Four college students from Rhode Island will do everything from interning with the Obama administration in Washington D.C. to volunteering at a big cat wildlife sanctuary in South Africa thanks to fellowships from the Michael P. Metcalf Memorial Fund at the Rhode Island Foundation.
The fellowships enable recipients to broaden their perspectives and to enhance personal growth. The recipients were selected based on the clarity of their application and their thoughtfulness, creativity, motivation, self-direction, initiative and financial need. This year’s recipients are:
Margaret-Amelia Crook of Westerly received $4,440 to participate in the GoEco.org Wildlife Cat Sanctuary Program in South Africa this summer. She will clean enclosures, gather and analyze research, lead tours for visitors and sanctuary guests, build and maintain enclosures and prepare food for the animals.
“I know that helping promote conservation and rehabilitation of wildlife in Africa will give me self-satisfaction that can only be described as self-actualization. The idea of being so near to wildlife like big cats, elephants and jackals makes my heart flutter from excitement. It will be an experience I will never forget,” she said.
The University of Rhode Island (URI) marketing major will spend most of her time in Kimberley, South Africa, which is the capital of the Northern Cape Province.
“I am interested in marketing because of the story it tells. Most people believe marketing is about manipulation, but I have always seen it as an opportunity to raise awareness and create a connection between the audience and the brand. My passion is to one day work for an animal welfare organization as a brand manager or social media operator to promote customer involvement and donations,” Crook said.
Ryan Curtis of Coventry received $7,000 to enable him to spend six weeks in Peru volunteering at an orphanage for children with disabilities and doing jungle conservation work through the nonprofit International Volunteer HQ.
“I believe that international volunteer programs can bring people of different countries together to work side-by-side, while sharing perspectives and fostering cultural understanding,” he said.
The URI political science and psychology major will spend two weeks in the city of Lima, followed by two weeks the city of Cusco and two weeks in the Amazon rainforest at a remote biological research station.
“I live my life with the simple philosophy that every experience provides a teachable moment,” he said. “The lessons I learn in Peru will never be forgotten and provide a different perspective to help guide my goal of giving back to those who can directly benefit the most.”
Curtis also received support from the Christine T. Grinavic Adventurer's Fund, which honors the memory of a URI graduate and 2001 Metcalf Fellowship winner who was lost at sea in 2007.
Joshua Jaspers of Warwick received $5,000 to support an internship in the Office of the Administrator at the Centers for Medicare and Medicaid Services (CMS) within the U.S. Department of Health and Human Services in Washington, D.C.
“This internship at CMS will put me a step closer to pursuing a career in public service. This summer, I hope to learn how to design and implement policy at the federal level,” he said.
The University of Virginia politics major spent last summer interning in Gov. Gina Raimondo’s office and will spend 10 weeks in Washington this summer.
“After graduation, I hope to pursue further education and a career in government that enables me to have impact at scale,” Jaspers said. “At some point in the future, I hope to return home and focus on work that improves the lives of Rhode Islanders.”
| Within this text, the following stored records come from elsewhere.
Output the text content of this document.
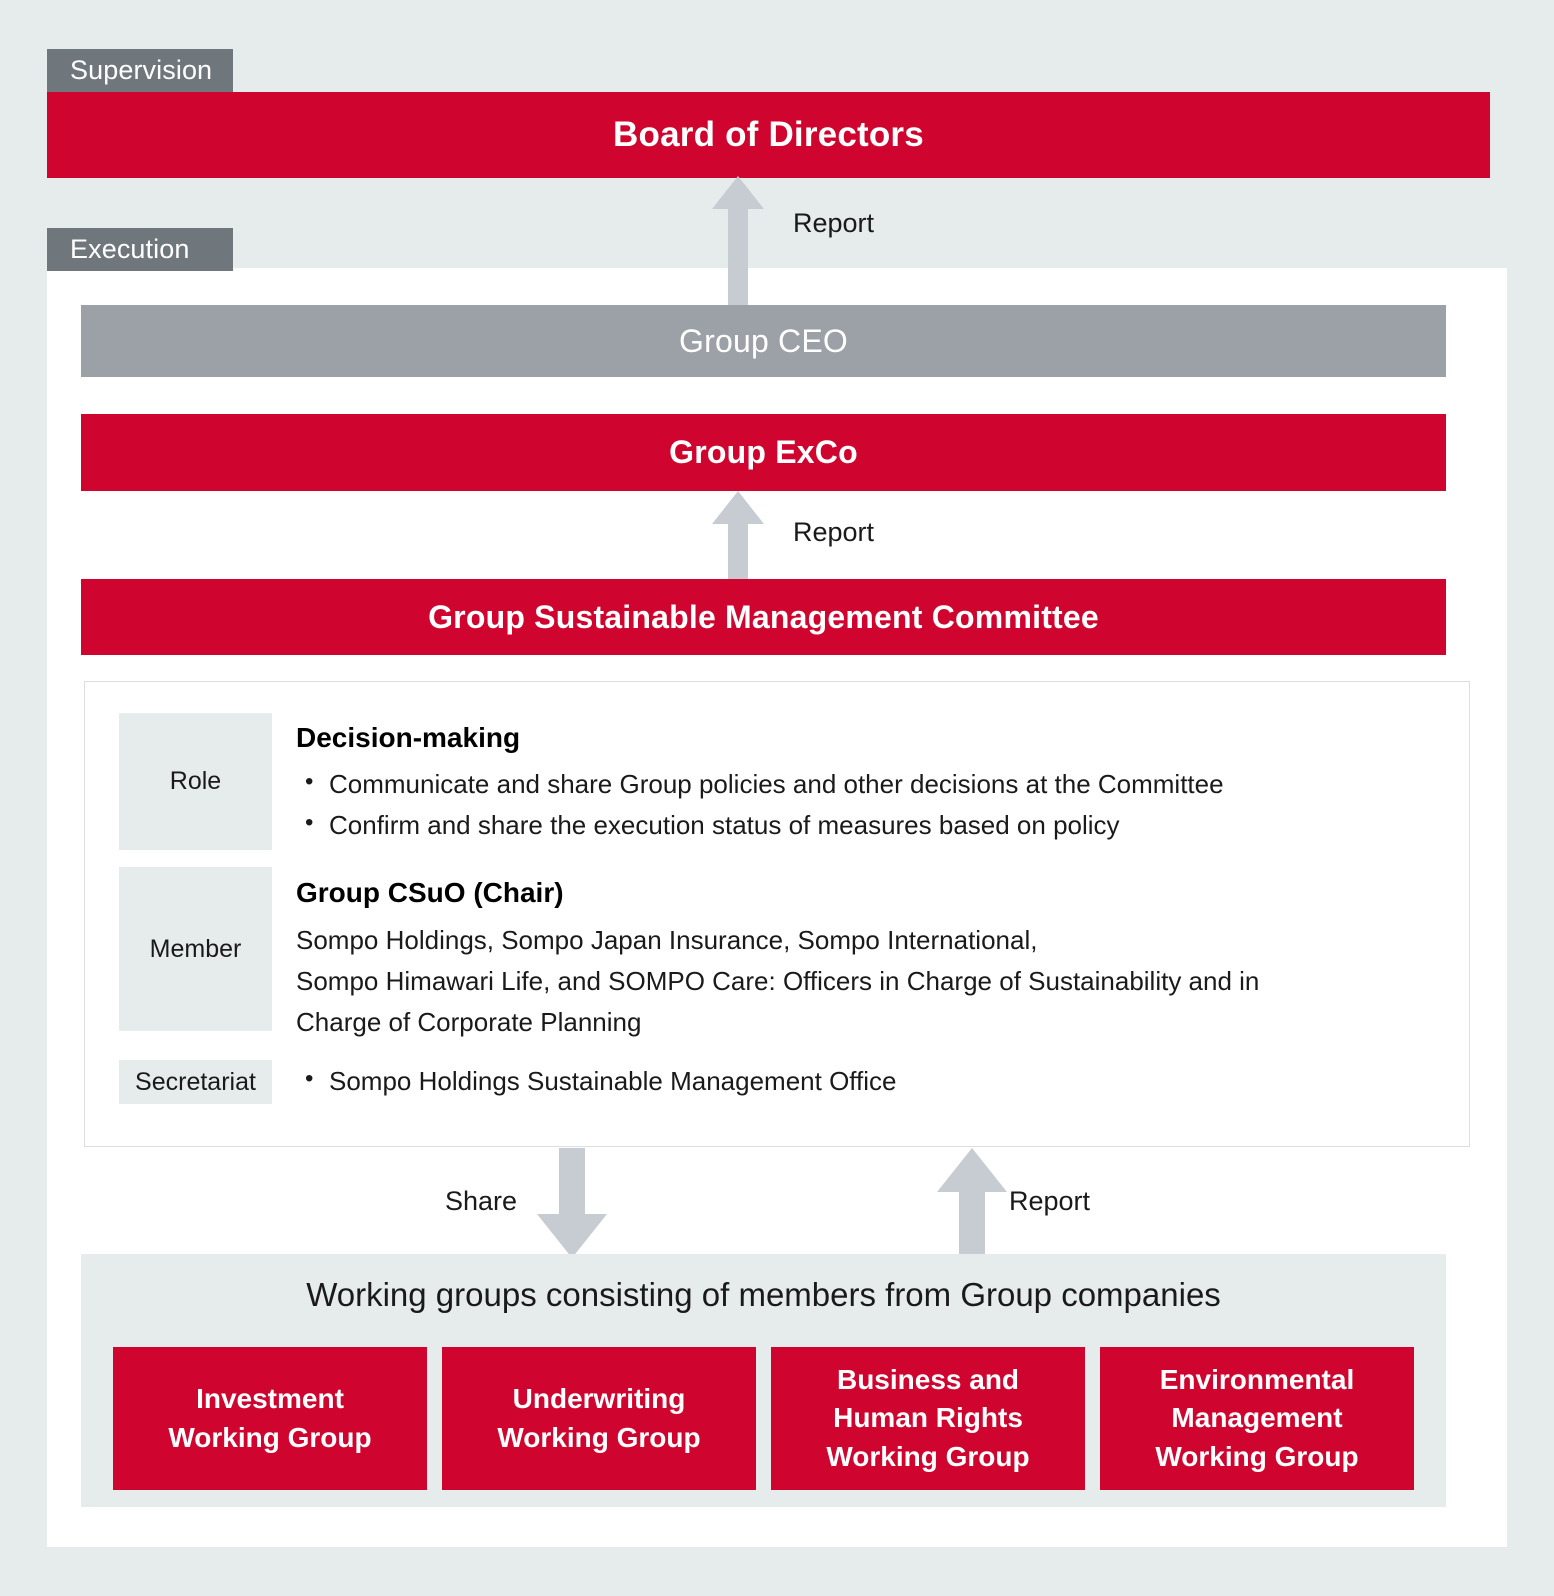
Supervision
Board of Directors
Report
Execution
Group CEO
Group ExCo
Report
Group Sustainable Management Committee
Role
Decision-making
• Communicate and share Group policies and other decisions at the Committee
• Confirm and share the execution status of measures based on policy
Member
Group CSuO (Chair)
Sompo Holdings, Sompo Japan Insurance, Sompo International,
Sompo Himawari Life, and SOMPO Care: Officers in Charge of Sustainability and in
Charge of Corporate Planning
Secretariat	• Sompo Holdings Sustainable Management Office
Share	Report
Working groups consisting of members from Group companies
Investment
Working Group
Underwriting
Working Group
Business and
Human Rights
Working Group
Environmental
Management
Working Group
Nicholas Tierney of North Kingstown received $7,000 to spend two months traveling through the Patagonia region of Chile through a program supported by the National Outdoor Leadership School.
“An adventure through Patagonia is not simply a satisfaction of my wanderlust, it is a training experience aimed at preparing me for future work in alleviating poverty in Latin America,” Tierney said. “I seek a Peace Corps term, and learning to survive and make do with the bare essentials is a practice I will have to master for the future.”
The URI global and environmental health studies major will spend most of the time training, sea kayaking, backpacking and mountaineering. The North Kingstown High School graduate will end his trip with a week-long, independent, student-led trek through Patagonia.
“Surviving in the wilderness will teach me the wonders of simplicity. As I hope to one day work within a non-governmental organization, I know that accuracy and success can only come from understanding the needs of the community. This means preparing for an experience living within poverty,” he said.
Over the years, the Metcalf Fund has enabled more than 100 students to pursue personal enrichment and public service in locations ranging from Appalachia to Zaire. The Foundation will begin taking applications the next round of Metcalf Fellowships in November.
Metcalf was chairman and publisher of The Providence Journal at the time of his death in a 1987 bicycling accident. His widow Charlotte and the Journal company created the Metcalf Fund in his memory in 1989.
“I wanted to create an opportunity that was a departure from the usual scholarship. I thought of making wonderful experiences – transforming experiences – happen for others,” said Charlotte about the Metcalf Fund’s mission.
The Rhode Island Foundation is the largest and most comprehensive funder of nonprofit organizations in Rhode Island. In 2015, the Foundation awarded $41.5 million in grants to organizations addressing the state’s most pressing issues and needs of diverse communities. Through leadership, fundraising and grantmaking activities, often in partnership with individuals and organizations, the Foundation is helping Rhode Island reach its true potential.